In order to design the negative control structures in a consistent and objective way a molecular similarity coefficient was developed. The method, termed MolSimNMR, takes two chemical structures as input and outputs the expected NMR data similarity value between them. It was shown before that this value is predictive of the similarity between the NMR data of input structures.


Method Validation

The method was validated against a test set of 100 commercial compounds. Their pairwise Molecular Similarity between all pairs (4950 pairs total) was calculated by the MolSimNMR method and compared to the spectral similarity of the predicted NMR data. 1H-1D and 13C-1D data was predicted and then the 1H-13C HSQC data was constructed. The NMR data similarity between all pairs of structures was calculated by a 1D and 2D binning technique.

Plot of calculated versus measured spectral similarity for 1H-13C HSQC data
ASV as Binary Classifier

An ASV system could be thought of as a binary classifier. A system that discriminates members of a given set between two classes.  In this case, NMR data and the proposed chemical structure would be either consistent or not consistent with each other.

One of the main advantages of treating ASV as a binary classifier is that we can use a host of metrics that have already been in use for many years and have been validated in many fields.

Performance Metrics for Binary Classifiers

The performance of a binary classifier is measured in the learning phase by using a test set of positive and negative examples. Then, each result is labeled as:


True Positive (TP)           Positive example predicted Positive

False Negative (FN)         Positive example predicted Negative

False Positive (FP)         Negative example predicted Positive

True Negative (TN)          Negative example predicted Negative


With these definitions in hand we can compute many different metrics as follows:


True Positive Rate (TPR)                         TP/(TP+FN)

False Positive Rate (FPR)                        FP/(FP+TN)

Accuracy (ACC)                                            (TP+TN)/(TP+FN+FP+TN)

Positive Predicted Value (PPV)            TP/(TP+FP)

Negative Predicted Value (NPV)          TN/(TN+FN)


ROC Curve

The Receiver Operating Characteristic (ROC) curve is a graph of the True Positive Rate (TPR) versus the False Positive Rate as a function of the operating parameters. It is usually constructed by keeping a set of parameters constant and sweeping the threshold range. For each threshold value, a new set of TPR and FPR values are calculated using the formulas stated above.

Design of Negative Control Structures

The design of the negative control structures is a key element for getting reliable performance  metrics.

The ROC curves below prove that the use of an “easy” set of NCS results in an overestimation of ASV performance  (red line, left). Using a more challenging NCS set results in a lower performance curve (green line, left).
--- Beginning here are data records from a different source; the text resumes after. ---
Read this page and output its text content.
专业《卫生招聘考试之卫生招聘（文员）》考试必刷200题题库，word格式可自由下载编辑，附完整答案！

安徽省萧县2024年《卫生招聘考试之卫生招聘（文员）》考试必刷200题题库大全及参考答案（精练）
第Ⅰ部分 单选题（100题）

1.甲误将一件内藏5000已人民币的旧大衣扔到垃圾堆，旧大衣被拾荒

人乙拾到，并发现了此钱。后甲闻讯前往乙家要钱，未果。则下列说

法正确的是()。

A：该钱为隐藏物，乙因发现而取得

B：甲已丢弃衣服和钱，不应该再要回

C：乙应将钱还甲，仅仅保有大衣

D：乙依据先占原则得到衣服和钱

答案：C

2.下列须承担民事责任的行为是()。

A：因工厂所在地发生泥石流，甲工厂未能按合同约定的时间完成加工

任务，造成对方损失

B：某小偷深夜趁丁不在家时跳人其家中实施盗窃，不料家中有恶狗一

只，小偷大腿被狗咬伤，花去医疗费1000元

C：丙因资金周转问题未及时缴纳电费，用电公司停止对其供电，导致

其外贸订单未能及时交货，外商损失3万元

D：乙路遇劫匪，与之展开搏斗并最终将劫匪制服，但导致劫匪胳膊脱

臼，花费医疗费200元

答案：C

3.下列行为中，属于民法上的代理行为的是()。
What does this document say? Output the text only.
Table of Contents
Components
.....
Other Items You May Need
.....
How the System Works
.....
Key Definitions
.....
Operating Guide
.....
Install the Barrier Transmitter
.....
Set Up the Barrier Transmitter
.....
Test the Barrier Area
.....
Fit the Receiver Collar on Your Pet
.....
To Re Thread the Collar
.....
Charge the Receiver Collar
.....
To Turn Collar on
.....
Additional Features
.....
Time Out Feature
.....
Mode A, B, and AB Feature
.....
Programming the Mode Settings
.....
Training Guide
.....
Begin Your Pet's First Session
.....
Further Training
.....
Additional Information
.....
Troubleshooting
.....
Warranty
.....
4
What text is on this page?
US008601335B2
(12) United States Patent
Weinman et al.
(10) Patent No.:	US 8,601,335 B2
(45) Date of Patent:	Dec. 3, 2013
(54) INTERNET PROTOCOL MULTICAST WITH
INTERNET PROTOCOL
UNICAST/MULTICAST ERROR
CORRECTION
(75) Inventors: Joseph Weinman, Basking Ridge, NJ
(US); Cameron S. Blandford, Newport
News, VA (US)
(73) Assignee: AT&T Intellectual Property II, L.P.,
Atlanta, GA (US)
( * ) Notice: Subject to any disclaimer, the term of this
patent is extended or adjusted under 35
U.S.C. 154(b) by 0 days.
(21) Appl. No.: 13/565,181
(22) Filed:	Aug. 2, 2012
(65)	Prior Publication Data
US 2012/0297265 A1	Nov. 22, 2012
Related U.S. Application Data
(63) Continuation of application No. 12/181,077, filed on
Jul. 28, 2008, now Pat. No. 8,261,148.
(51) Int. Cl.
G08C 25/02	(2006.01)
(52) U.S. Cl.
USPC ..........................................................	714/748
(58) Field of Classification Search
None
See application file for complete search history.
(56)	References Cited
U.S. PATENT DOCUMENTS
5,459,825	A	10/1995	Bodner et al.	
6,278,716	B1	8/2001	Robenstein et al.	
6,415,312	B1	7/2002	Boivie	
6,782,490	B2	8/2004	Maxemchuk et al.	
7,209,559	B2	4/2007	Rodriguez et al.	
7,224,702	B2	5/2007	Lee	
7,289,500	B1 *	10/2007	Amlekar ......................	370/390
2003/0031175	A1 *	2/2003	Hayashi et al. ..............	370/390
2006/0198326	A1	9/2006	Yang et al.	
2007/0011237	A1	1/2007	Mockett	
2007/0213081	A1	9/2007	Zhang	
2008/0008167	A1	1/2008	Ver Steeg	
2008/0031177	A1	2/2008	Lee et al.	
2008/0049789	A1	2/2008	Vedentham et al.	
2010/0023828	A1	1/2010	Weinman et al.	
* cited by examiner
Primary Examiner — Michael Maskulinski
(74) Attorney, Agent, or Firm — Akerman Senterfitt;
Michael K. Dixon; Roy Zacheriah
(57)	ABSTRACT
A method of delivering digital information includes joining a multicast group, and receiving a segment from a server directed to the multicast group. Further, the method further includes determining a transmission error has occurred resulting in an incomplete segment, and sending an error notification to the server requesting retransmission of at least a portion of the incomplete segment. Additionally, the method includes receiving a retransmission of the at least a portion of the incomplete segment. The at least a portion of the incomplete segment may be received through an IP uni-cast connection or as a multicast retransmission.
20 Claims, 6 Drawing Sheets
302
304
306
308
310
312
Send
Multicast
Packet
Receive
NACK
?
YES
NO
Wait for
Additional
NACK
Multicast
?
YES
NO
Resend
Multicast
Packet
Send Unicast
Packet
The ROC below shows the  effect on ASV performance of using increasingly more challenging NCS sets (from red  to purple).


The performance of ASV systems can be measured by a host of metrics already in use in the field of statistical classification, signal detection, and many others.

The ROC Curve is a competent visual aid to parameterization and threshold selection.

Negative control structures should be properly designed by calibrating their similarity to the positive control structures using MolSimNMR molecular similarity coefficient.